A second year of the Knox-Haskell Counties Texas Rural Leadership Program (TRLP) is in the books. Twelve participants from Knox and Haskell counties graduated from the 8-month program on Monday night, May 9, 2016, at the Webfoot Connections Lodge in Rochester, Texas. They were joined by their employers, family, city and county government officials, and board members.
The graduation celebration was a fun-filled evening. Live music was provided by Parris Pittman, who was a graduate of last year’s program. Roger Rowe and his staff at Webfoot Connections Lodge prepared and served a steak and chicken dinner to the group. The speaker of the evening was Nicki Harle from Baird. Ms. Harle is the former executive director and founder of Texas Midwest Community Network and currently runs a leadership program for Bastrop County. Participants answered her questions about impactful and memorable moments throughout the past 8 months. She left the group with some final notes on not letting fear, fault or feelings get in the way of accomplishing big things in the community.

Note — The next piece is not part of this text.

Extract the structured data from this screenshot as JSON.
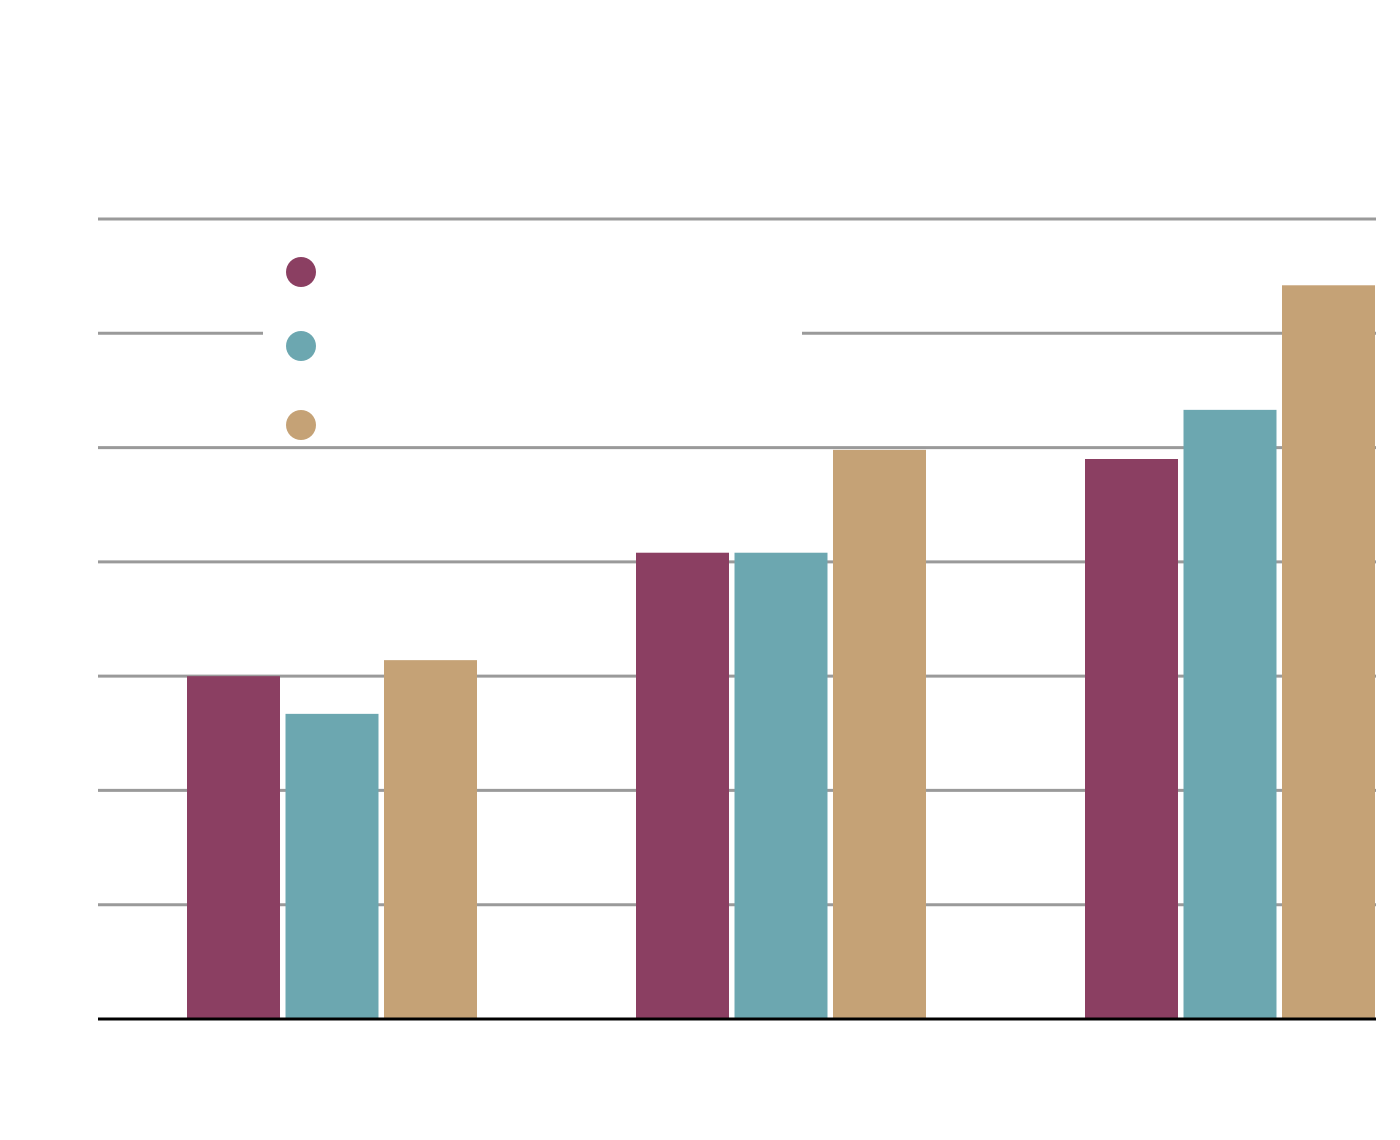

Ms. Nancy Birkenfeld is the County Executive Director of the USDA Farm Service Agency in Knox County and also serves as the KCVG Board Member. She sent one of her employees Bea Hernandez through the program. “It is encouraging to see how these ladies have developed into confident leaders for our respective towns and counties through this program,” said Ms. Birkenfeld.

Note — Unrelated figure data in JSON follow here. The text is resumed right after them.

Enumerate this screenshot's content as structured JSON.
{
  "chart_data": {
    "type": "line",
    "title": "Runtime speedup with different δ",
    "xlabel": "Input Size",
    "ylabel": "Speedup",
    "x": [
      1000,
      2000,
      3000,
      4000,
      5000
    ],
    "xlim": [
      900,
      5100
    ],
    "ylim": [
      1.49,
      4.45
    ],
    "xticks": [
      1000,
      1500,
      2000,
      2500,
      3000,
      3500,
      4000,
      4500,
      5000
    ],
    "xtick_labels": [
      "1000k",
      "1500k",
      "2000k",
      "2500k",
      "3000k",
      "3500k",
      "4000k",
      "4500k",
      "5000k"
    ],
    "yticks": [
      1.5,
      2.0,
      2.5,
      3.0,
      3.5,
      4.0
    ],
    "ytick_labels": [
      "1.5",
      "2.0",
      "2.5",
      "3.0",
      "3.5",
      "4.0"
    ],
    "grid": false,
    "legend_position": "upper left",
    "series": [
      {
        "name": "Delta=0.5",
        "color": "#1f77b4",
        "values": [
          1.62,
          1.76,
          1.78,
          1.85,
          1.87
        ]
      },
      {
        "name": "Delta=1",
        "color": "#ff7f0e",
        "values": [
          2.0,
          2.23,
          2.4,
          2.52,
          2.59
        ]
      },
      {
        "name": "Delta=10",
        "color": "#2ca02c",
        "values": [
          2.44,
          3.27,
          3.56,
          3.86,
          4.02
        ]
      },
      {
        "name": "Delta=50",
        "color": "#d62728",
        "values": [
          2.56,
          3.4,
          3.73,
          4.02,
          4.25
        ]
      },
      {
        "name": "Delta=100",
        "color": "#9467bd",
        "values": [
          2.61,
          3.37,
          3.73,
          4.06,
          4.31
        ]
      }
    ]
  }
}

Each county will put their new-found skills and experience into practice through the fulfillment of a community project. These projects are collaborations among the participants. The Knox County participants are planning to host a Youth Engagement Symposium in the fall of 2016. The goal of the symposium is to bring communities and volunteers together at a day-long event and provide them with information and resources they need to focus on and address youth issues identified in the county. Hopefully, each community will leave empowered to develop youth centers that provide kids a safe place to come to study, learn and socialize after school. The Haskell County group is working on a digital sign that will be placed on the courthouse square. The sign will be used to display messages that pertain to the citizens of Haskell, events and emergency messages. The group is gathering quotes from several different companies and working on the details for the public to get their messages displayed.

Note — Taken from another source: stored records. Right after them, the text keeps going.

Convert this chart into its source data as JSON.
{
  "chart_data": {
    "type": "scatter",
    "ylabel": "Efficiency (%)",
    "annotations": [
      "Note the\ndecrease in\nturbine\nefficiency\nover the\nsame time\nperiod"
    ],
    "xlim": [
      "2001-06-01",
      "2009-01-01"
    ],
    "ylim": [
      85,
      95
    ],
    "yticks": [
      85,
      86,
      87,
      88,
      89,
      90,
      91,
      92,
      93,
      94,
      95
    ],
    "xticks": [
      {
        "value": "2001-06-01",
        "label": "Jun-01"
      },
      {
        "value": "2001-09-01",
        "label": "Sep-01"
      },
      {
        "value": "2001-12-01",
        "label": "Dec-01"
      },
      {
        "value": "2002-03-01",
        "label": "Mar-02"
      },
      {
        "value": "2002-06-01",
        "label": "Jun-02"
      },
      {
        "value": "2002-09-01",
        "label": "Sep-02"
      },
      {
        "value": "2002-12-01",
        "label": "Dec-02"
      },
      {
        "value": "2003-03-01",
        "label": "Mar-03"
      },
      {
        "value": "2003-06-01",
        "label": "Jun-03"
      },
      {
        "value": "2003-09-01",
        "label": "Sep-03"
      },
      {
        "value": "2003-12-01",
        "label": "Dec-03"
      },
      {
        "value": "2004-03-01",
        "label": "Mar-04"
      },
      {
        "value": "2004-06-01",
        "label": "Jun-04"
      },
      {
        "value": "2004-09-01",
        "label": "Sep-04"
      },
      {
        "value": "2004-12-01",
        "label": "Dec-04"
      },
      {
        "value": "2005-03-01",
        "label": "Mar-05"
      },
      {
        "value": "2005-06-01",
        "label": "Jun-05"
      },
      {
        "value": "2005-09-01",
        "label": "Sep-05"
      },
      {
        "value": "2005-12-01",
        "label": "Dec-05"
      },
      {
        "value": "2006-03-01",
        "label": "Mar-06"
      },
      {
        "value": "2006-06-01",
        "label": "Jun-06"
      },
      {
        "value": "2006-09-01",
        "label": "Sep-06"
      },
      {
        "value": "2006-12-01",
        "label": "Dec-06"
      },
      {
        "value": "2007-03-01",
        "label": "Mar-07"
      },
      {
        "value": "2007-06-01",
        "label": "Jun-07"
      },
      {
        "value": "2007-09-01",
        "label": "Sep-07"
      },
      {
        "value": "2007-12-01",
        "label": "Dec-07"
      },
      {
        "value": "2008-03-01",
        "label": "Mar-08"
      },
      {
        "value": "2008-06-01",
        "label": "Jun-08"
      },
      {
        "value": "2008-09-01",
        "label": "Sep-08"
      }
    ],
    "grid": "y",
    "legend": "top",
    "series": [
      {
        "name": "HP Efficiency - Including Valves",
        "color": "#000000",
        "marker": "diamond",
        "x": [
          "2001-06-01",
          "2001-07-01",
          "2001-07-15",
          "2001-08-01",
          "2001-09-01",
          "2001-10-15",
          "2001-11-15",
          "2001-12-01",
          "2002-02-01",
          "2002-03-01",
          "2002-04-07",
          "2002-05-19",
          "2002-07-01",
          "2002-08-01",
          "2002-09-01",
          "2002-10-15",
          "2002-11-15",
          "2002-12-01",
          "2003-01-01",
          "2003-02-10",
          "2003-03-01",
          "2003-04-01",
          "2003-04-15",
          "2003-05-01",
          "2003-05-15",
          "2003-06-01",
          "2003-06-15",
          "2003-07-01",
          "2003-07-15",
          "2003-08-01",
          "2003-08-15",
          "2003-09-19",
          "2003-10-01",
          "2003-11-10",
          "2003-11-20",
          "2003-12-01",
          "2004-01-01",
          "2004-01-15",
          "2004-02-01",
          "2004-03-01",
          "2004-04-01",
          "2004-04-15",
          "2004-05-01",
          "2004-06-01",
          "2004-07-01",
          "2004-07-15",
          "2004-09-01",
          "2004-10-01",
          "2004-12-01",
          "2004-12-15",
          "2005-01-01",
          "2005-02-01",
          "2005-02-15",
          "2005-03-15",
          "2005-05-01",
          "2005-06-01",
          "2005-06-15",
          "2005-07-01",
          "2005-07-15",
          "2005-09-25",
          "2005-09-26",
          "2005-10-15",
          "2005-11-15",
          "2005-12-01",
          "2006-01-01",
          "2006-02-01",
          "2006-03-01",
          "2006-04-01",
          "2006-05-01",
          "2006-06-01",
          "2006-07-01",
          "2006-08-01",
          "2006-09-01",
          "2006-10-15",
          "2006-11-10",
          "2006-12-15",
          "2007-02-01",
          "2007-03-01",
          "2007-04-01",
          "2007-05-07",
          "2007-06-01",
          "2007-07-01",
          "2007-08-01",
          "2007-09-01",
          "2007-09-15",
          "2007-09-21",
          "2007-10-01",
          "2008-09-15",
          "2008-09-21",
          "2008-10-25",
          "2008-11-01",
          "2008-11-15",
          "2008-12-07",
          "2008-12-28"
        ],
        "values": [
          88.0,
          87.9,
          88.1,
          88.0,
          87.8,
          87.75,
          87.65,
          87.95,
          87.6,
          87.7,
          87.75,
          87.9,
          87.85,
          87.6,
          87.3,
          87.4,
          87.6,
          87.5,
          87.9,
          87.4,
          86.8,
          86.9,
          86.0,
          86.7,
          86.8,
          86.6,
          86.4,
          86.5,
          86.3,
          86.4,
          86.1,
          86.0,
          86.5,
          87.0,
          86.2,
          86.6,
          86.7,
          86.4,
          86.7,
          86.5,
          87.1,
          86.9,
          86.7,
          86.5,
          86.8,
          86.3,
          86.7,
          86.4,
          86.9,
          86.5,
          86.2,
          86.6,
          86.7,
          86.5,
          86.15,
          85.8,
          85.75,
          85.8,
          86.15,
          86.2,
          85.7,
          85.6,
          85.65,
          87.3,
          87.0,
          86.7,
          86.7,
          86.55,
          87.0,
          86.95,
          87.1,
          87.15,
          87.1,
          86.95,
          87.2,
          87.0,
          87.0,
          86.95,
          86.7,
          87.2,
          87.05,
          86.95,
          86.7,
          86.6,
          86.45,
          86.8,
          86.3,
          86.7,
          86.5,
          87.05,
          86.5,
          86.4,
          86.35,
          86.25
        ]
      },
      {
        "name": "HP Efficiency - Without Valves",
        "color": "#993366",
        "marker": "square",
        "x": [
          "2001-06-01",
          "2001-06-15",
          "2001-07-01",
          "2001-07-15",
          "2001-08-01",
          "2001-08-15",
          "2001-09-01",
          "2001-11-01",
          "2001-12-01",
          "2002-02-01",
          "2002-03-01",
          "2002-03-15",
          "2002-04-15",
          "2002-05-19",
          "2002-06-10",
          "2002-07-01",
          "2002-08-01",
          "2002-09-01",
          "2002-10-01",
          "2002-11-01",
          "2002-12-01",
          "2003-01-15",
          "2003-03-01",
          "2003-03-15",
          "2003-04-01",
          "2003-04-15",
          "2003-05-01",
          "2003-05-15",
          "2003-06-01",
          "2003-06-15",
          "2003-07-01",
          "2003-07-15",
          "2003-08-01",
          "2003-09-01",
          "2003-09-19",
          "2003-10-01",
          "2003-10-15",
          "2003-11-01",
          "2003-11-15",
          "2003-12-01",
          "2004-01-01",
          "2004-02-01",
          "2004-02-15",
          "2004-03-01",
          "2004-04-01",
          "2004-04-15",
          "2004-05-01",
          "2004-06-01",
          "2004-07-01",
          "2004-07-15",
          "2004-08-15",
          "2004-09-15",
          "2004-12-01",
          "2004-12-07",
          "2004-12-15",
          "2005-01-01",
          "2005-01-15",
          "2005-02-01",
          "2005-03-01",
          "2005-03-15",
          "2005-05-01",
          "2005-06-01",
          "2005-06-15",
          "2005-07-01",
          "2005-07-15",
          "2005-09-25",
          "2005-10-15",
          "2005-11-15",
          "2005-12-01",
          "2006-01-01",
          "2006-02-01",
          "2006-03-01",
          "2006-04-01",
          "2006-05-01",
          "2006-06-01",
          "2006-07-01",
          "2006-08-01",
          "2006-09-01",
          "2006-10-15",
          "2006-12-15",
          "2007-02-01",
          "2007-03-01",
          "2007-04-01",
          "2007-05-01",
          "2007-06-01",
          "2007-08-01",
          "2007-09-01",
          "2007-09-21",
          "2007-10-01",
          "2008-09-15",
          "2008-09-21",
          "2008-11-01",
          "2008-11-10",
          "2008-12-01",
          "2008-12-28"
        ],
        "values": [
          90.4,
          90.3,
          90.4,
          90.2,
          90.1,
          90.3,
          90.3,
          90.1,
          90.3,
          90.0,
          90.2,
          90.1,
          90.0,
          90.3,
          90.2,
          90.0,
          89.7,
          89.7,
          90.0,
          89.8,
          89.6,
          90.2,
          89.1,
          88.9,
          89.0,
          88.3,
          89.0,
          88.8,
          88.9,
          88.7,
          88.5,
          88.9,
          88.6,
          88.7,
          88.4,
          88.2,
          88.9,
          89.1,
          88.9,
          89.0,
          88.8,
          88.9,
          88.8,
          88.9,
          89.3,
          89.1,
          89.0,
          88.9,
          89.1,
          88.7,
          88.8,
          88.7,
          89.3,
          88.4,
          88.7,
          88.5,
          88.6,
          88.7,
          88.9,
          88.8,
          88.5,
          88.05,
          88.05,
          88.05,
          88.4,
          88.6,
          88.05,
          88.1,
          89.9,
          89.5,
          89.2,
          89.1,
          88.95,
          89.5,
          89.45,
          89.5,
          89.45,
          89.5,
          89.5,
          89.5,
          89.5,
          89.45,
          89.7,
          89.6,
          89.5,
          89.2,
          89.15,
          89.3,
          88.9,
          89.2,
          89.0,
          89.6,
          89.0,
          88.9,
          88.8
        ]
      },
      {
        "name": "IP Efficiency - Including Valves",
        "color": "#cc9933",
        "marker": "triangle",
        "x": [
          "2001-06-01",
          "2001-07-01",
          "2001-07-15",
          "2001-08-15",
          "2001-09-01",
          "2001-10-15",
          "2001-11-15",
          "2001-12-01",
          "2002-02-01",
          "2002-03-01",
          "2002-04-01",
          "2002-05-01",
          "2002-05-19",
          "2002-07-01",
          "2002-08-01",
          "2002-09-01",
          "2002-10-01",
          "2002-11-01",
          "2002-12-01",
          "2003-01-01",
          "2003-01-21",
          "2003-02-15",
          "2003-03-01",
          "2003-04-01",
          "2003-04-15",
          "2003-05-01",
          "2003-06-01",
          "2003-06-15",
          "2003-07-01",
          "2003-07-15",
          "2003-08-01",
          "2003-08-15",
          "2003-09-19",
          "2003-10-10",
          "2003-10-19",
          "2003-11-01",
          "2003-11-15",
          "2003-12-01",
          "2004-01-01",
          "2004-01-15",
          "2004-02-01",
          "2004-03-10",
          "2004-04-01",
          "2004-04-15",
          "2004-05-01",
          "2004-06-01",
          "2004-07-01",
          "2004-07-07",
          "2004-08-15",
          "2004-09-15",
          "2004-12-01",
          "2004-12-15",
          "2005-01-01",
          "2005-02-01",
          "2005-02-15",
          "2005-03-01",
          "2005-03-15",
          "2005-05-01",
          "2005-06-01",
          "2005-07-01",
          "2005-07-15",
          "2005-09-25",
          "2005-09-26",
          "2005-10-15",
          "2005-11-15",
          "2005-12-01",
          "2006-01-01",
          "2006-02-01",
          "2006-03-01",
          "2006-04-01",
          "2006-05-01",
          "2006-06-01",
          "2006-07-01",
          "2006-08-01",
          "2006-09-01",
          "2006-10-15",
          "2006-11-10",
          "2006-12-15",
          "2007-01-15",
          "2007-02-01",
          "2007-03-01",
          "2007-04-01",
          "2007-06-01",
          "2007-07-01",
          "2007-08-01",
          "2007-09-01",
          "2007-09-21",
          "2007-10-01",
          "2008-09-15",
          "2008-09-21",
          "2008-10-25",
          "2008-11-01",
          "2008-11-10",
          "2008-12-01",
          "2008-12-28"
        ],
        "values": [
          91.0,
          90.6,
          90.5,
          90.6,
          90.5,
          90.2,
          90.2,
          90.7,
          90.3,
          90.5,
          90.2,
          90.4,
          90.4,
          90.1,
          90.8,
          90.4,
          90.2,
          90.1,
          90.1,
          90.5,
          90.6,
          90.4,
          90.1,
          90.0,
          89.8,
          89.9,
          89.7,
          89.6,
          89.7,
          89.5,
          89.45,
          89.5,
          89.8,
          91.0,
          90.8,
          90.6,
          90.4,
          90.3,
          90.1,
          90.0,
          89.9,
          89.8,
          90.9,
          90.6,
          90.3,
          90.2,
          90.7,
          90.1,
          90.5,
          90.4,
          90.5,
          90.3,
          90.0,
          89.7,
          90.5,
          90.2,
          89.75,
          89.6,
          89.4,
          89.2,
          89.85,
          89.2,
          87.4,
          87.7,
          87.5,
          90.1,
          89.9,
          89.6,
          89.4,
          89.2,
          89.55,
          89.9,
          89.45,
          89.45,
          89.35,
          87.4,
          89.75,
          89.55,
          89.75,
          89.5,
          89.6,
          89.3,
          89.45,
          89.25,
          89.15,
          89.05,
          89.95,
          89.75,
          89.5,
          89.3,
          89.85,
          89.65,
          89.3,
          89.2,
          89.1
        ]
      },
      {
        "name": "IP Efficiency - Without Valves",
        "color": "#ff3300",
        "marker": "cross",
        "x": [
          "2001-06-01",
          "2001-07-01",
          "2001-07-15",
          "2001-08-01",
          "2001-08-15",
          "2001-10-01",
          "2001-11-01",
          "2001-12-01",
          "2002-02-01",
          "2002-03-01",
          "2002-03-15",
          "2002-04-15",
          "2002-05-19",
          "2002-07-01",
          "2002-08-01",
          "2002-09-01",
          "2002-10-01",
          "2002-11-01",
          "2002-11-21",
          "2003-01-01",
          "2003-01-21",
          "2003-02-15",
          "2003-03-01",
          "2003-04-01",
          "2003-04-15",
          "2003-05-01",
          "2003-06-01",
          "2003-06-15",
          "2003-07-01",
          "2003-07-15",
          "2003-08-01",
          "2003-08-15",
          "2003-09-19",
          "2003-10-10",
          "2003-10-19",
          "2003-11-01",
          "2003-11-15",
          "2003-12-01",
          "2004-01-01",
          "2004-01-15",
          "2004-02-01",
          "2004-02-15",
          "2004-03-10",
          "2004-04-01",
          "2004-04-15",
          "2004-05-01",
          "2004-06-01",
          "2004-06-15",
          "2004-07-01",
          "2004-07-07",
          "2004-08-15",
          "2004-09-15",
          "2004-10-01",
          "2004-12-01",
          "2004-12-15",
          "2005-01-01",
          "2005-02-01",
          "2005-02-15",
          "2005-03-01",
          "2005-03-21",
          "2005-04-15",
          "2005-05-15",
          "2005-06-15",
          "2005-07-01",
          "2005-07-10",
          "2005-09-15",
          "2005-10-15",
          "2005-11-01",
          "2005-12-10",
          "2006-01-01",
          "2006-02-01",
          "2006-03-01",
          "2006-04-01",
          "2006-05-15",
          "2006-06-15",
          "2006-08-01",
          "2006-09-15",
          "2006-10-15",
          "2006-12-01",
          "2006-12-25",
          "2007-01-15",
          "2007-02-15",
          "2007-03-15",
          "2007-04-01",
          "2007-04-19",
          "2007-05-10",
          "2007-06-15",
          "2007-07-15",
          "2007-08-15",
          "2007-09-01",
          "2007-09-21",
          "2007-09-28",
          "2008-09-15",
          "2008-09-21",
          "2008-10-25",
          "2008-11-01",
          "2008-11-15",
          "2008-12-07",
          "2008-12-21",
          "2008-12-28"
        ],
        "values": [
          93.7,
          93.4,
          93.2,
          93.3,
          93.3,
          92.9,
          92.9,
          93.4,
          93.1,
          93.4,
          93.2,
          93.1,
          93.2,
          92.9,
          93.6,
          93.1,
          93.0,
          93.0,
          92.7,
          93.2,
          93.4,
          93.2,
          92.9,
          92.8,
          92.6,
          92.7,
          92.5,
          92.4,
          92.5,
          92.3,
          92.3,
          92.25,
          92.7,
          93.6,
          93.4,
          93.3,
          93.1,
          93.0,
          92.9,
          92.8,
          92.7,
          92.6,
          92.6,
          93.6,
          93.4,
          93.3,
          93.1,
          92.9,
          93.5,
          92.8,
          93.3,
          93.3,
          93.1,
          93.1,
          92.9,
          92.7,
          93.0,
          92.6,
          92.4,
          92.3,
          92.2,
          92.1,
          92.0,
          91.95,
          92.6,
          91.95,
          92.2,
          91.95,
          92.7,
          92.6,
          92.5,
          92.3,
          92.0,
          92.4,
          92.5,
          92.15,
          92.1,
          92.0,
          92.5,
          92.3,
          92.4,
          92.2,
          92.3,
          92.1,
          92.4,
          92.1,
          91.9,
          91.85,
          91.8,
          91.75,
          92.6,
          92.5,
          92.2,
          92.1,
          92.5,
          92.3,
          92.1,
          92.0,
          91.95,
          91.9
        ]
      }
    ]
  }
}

“In the past two years, we have seen the incredible impact this program has had on our communities. Besides their group projects which have benefited our towns, many of these young men and women have joined civic organizations, volunteered for events, attended meetings and brought their newly-minted leadership skills with them. Their enthusiasm is contagious, their presence: priceless,” beamed Jill Druesedow, Haskell City Council.
The TRLP program began last year as a joint effort between the Knox County Visioning Group (KCVG) and the Development Corporation of Haskell (DCOH). These two groups saw the need for leadership in their communities and decided to do something about it. Once a month for 8 months, the group met and worked through a leadership curriculum provided by Texas A&M AgriLife Extension Service. Powerful speakers from around the region were brought in to teach the curriculum, lend their experience to the group and help the participants to establish valuable networks. The afternoons are filled with tours and speakers from around Knox and Haskell Counties. Participants explore city and county government, healthcare, education, economic development, quality of life. The tours help participants explore their local resources and learn more about their communities as a whole. A highlight of the program is a trip to Austin where they have the opportunity to tour the capitol and visit with key leaders, organizations and state agencies about the wide variety of state-wide resources available to rural communities.
Haskell County Judge David Davis said he believes in the leadership program. “I went through a similar program in the mid 90’s, and I believe they are very worth-while. It’s important for people to understand their commitment when they enter into such a program.” Judge Davis is currently working with the Haskell graduates on their digital sign project.
This year’s TRLP graduates include Christina Isbell, Jamie Ferguson, Nicole Buchanan, Jamie Jordan, Veronica Anderson, Jessica Boggs and Susan Jarred from Haskell County. The Knox County participants include Nicki Ivie, Sheri Warren, Lisa Tidwell, Bianca Harrimon and Beatrice Hernandez from Knox County. The program was directed by DCOH Director, Jimi Coplen and Knox County Agent, Lorrie Coop.